I fell off
TLDR; for a little while I experienced ~experience~ without the pathos or hubris
Around this time last year, I stopped posting my usual long-reads on instagram. Usually tangentially bike-related, I think I used ig posts as a way to parse my experiences and share my thoughts along with attempting something approaching aestheticism. Stopping posting wasn’t a conscious decision - I would think about sharing thoughts and photos but never hit ‘share’. And it happened (or didn’t) long before we fell pregnant. When I made a mountain biking instagram for specific MTB influencer posting and made my original account private. Then I was caught between wanting a private space for me - more fool me for trying to influence without a plan - and not knowing what that looked like after collecting so many internet friends in doing so. Whatever the reason, I went to ground as far as my heart-on-sleeve, stream-of-consciousness long posts went.
And then I was pregnant and burrowed deeper. And honestly, I feel like all the well-meaning words, the kind-and-interested but nearly-probing questions and all the social media snippets of other people’s lives led to some (heightened) anxiety bordering on superstition and a quiet introspection that had me holding my proverbial cards to my chest. Now I think about it, I was overwhelmed by all the good intentions - the advice, the must-buys, ‘this is what we did’, the kindly inquiries about my body and my unborn baby and a life I hadn’t lived yet.
And now I realise I was seeking privacy to protect a vulnerability I have never felt before. Not because those inquiries and that community was unwelcome. Simply to quietly experience a changing body, mind and marriage, to wonder how those things would change again and again, and to just be in each of those things as they were.

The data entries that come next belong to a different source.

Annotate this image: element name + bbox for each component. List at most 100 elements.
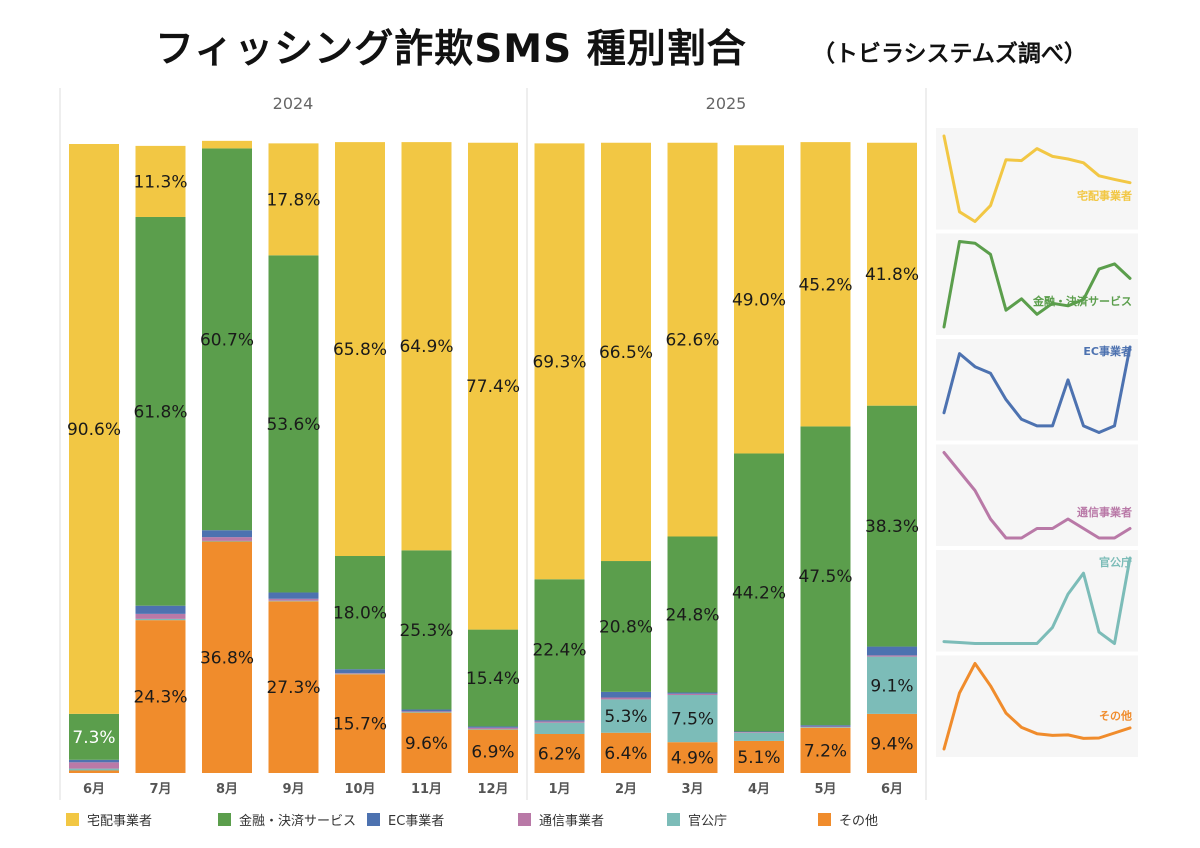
bar-kankocho-13 [867, 656, 917, 714]
bar-kinyu-12 [800, 426, 851, 726]
data-label-sonota-8: 6.2% [538, 745, 581, 765]
legend-label: その他 [839, 813, 879, 829]
data-label-takuhai-8: 69.3% [532, 352, 586, 372]
legend-item-kinyu: 金融・決済サービス [218, 808, 356, 830]
bar-ec-7 [468, 726, 518, 728]
data-label-kinyu-4: 53.6% [266, 415, 320, 435]
data-label-kinyu-10: 24.8% [665, 606, 719, 626]
bar-tsushin-3 [202, 537, 252, 541]
bar-takuhai-5 [335, 142, 385, 556]
sparkline-bg-ec [936, 339, 1138, 441]
year-label-2024: 2024 [273, 94, 314, 113]
data-label-kinyu-11: 44.2% [732, 584, 786, 604]
bar-takuhai-4 [268, 143, 319, 256]
bar-takuhai-7 [468, 142, 518, 630]
bar-tsushin-6 [401, 711, 452, 712]
bar-kinyu-3 [202, 148, 252, 531]
data-label-kankocho-10: 7.5% [671, 710, 714, 730]
data-label-sonota-11: 5.1% [737, 748, 780, 768]
bar-kinyu-7 [468, 629, 518, 727]
bar-kankocho-3 [202, 540, 252, 542]
chart-title: フィッシング詐欺SMS 種別割合 [155, 27, 747, 72]
bar-kinyu-8 [534, 579, 585, 721]
bar-takuhai-1 [69, 144, 119, 714]
data-label-kinyu-8: 22.4% [532, 641, 586, 661]
bar-sonota-10 [667, 742, 718, 773]
bar-takuhai-11 [734, 145, 784, 454]
bar-ec-10 [667, 692, 718, 694]
bar-sonota-1 [69, 770, 119, 773]
bar-takuhai-9 [601, 142, 651, 562]
bar-kinyu-9 [601, 561, 651, 692]
bar-takuhai-12 [800, 142, 851, 427]
bar-ec-1 [69, 759, 119, 763]
data-label-kinyu-1: 7.3% [72, 728, 115, 748]
bar-kinyu-1 [69, 713, 119, 760]
bar-kankocho-5 [335, 673, 385, 675]
bar-ec-2 [135, 605, 186, 614]
bar-ec-3 [202, 530, 252, 538]
legend-item-ec: EC事業者 [367, 808, 444, 830]
data-label-sonota-6: 9.6% [405, 734, 448, 754]
bar-sonota-11 [734, 740, 784, 773]
bar-kinyu-11 [734, 453, 784, 732]
data-label-takuhai-13: 41.8% [865, 265, 919, 285]
legend-label: 金融・決済サービス [239, 813, 357, 829]
legend-label: 通信事業者 [539, 813, 605, 829]
legend-label: EC事業者 [388, 813, 445, 829]
month-label-13: 6月 [881, 782, 903, 797]
month-label-5: 10月 [344, 782, 375, 797]
month-label-3: 8月 [216, 782, 238, 797]
sparkline-bg-sonota [936, 655, 1138, 757]
data-label-takuhai-6: 64.9% [399, 337, 453, 357]
legend-item-kankocho: 官公庁 [667, 808, 727, 830]
bar-kankocho-10 [667, 695, 718, 743]
bar-tsushin-7 [468, 727, 518, 729]
bar-kankocho-8 [534, 722, 585, 734]
bar-kinyu-5 [335, 555, 385, 670]
legend-swatch [518, 812, 531, 826]
sparkline-tsushin [942, 451, 1132, 540]
bar-kinyu-2 [135, 216, 186, 606]
month-label-6: 11月 [411, 782, 442, 797]
sparkline-bg-tsushin [936, 444, 1138, 546]
bar-ec-11 [734, 731, 784, 733]
bar-tsushin-9 [601, 697, 651, 700]
bar-ec-12 [800, 725, 851, 727]
data-label-sonota-3: 36.8% [200, 648, 254, 668]
data-label-kankocho-13: 9.1% [870, 676, 913, 696]
chart-subtitle: （トビラシステムズ調べ） [812, 41, 1087, 67]
bar-takuhai-13 [867, 142, 917, 406]
bar-ec-9 [601, 691, 651, 698]
data-label-takuhai-10: 62.6% [665, 331, 719, 351]
data-label-sonota-2: 24.3% [133, 688, 187, 708]
legend-swatch [218, 812, 231, 826]
bar-kinyu-10 [667, 536, 718, 693]
bar-kankocho-6 [401, 711, 452, 713]
sparkline-ec [942, 345, 1132, 434]
bar-tsushin-5 [335, 672, 385, 674]
data-label-kinyu-7: 15.4% [466, 669, 520, 689]
data-label-sonota-13: 9.4% [870, 734, 913, 754]
bar-tsushin-10 [667, 693, 718, 696]
data-label-kinyu-9: 20.8% [599, 617, 653, 637]
bar-kankocho-1 [69, 768, 119, 771]
month-label-12: 5月 [814, 782, 836, 797]
bar-tsushin-2 [135, 613, 186, 619]
data-label-kinyu-5: 18.0% [333, 604, 387, 624]
bar-kankocho-9 [601, 699, 651, 733]
month-label-2: 7月 [149, 782, 171, 797]
data-label-kinyu-3: 60.7% [200, 330, 254, 350]
bar-takuhai-10 [667, 142, 718, 537]
bar-kankocho-2 [135, 618, 186, 621]
bar-kinyu-6 [401, 550, 452, 710]
month-label-9: 2月 [615, 782, 637, 797]
month-label-1: 6月 [83, 782, 105, 797]
bar-kankocho-11 [734, 732, 784, 741]
legend-label: 宅配事業者 [87, 813, 153, 829]
data-label-sonota-10: 4.9% [671, 749, 714, 769]
year-label-2025: 2025 [706, 94, 747, 113]
data-label-sonota-4: 27.3% [266, 678, 320, 698]
bar-sonota-9 [601, 732, 651, 773]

Truthfully, it feels like my brain took its leave really early on in pregnancy, and actually I think that was for the best because it was a blissful time. No early daycare inspections, no baby shower, no solid plan for mat leave, no themed nursery. I shared what I could about the whole shebang and went to work as a lawyer and did cases (some of them about birth and labour gone wrong) and tried to do one day at a time while counting the weeks and months forwards and backwards.
And now we’re on the other side. Where every day is an adventure made of ever-differing variations of the same three activities and all the cliches are true. Where I’m still holding onto the solitude I built around us, before we became an us of 3, maybe even more than before. Where the shape of time is bent and doesn’t mean what it used to and doesn’t really matter and where my brain probably still isn’t but where my little family is, our hearts fiercely beating against the cold outside.